I am continually surprised by the persistence and continuance of superstition, religion, fairy tales, the belief in “white knights arriving at the last minute,” and pots of gold at the ends of rainbows. As icebergs larger than countries drift around the South Polar Sea – we remain confident, and content, that it will all come together just right, and just in the nick of time.
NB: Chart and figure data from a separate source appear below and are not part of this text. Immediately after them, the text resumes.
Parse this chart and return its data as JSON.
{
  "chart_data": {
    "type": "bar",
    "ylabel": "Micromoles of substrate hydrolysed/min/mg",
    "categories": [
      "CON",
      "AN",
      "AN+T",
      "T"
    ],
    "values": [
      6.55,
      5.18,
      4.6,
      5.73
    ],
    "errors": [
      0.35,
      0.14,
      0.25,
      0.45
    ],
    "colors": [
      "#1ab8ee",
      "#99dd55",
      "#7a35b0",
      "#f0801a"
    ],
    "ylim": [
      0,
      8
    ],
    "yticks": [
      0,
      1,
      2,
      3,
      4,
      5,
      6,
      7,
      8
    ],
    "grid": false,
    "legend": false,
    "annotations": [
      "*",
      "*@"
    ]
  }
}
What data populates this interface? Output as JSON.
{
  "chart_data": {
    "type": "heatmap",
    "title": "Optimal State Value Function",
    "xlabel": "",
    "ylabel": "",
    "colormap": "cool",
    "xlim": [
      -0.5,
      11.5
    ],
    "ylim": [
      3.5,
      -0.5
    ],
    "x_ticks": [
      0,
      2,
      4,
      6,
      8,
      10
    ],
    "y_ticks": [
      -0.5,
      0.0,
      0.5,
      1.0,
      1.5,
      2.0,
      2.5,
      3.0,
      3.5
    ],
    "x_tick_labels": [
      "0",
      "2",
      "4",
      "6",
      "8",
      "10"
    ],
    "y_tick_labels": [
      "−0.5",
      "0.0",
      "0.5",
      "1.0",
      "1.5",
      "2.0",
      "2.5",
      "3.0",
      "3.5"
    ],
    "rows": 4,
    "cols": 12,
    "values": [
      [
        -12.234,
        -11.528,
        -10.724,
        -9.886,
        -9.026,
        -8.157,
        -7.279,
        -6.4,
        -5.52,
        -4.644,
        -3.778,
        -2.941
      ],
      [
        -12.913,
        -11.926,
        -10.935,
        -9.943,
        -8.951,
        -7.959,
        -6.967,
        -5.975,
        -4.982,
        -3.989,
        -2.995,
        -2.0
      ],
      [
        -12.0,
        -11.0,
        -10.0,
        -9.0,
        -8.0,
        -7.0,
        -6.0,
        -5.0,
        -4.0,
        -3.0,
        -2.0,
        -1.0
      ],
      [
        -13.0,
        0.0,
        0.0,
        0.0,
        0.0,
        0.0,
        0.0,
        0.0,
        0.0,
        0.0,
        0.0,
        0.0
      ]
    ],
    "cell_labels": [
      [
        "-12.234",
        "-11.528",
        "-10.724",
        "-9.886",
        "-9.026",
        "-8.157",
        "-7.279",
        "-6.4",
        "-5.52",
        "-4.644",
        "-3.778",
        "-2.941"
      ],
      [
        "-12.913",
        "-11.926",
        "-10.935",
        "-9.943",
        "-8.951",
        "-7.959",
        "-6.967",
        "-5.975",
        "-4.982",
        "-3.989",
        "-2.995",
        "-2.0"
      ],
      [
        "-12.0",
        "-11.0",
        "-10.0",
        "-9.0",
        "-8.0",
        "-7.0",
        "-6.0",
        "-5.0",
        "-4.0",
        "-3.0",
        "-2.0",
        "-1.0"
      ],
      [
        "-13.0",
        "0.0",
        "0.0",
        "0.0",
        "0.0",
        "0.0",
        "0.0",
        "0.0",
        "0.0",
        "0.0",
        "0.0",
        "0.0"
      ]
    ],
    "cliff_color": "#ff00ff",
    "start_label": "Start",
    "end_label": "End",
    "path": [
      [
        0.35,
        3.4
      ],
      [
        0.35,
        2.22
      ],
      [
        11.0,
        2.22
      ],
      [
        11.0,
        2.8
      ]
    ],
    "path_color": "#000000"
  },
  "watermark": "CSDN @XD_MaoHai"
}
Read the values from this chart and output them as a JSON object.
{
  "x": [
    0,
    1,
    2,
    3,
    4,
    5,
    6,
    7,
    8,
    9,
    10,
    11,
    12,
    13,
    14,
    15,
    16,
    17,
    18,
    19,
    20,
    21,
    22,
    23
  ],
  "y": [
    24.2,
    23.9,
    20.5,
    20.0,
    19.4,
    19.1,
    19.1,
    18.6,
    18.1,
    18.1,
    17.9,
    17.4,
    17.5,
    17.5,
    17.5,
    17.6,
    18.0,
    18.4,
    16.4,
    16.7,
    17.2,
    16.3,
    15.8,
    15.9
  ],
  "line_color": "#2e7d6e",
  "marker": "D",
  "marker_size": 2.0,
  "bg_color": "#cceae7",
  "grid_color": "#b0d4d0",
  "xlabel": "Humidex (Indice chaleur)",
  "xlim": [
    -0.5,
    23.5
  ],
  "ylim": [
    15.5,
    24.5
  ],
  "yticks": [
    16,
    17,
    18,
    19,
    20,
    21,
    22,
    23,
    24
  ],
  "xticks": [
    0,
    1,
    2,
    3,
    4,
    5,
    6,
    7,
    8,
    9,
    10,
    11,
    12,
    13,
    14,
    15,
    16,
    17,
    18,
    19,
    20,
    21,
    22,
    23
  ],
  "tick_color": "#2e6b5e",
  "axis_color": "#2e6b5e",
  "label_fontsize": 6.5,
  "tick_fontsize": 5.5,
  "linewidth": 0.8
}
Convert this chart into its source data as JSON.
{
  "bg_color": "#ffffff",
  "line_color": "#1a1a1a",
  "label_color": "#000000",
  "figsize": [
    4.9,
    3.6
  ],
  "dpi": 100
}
Thanks, everyone, it’s heartening to know most of my readers see my resignation as reasonable, not a cop-out, and appreciate the twin paradoxes: don’t think it will help but plan to give it everything I’ve got anyways; and pessimistic but still happy.Zach: Sorry, dude, we just bring completely different worldviews to this issue. You don’t understand mine, and I don’t understand yours. You’re trying to psychoanalyze me based on my writings, and that’s pretty brazen, especially when if you were a regular reader you’d know I have no use for psychoanalysis, a fraudulent, dangerous excuse for a profession. I don’t claim to be fearless, but I think it’s pretty presumptuous to think I’m in denial. I’m not passing on fear, or any emotion, to my grandchildren; I will, when the time is right, explain to them my personal philosophy and the reasons for it, and provide them with the readings that have influenced it. They will be free to agree or disagree with it. All I know is that the more I learn, the more this philosophy makes (perfectly rational) sense to me. Maybe you’re the one in denial?
Interesting subject and ideas; wish, you could somehow make your text printer-friendly!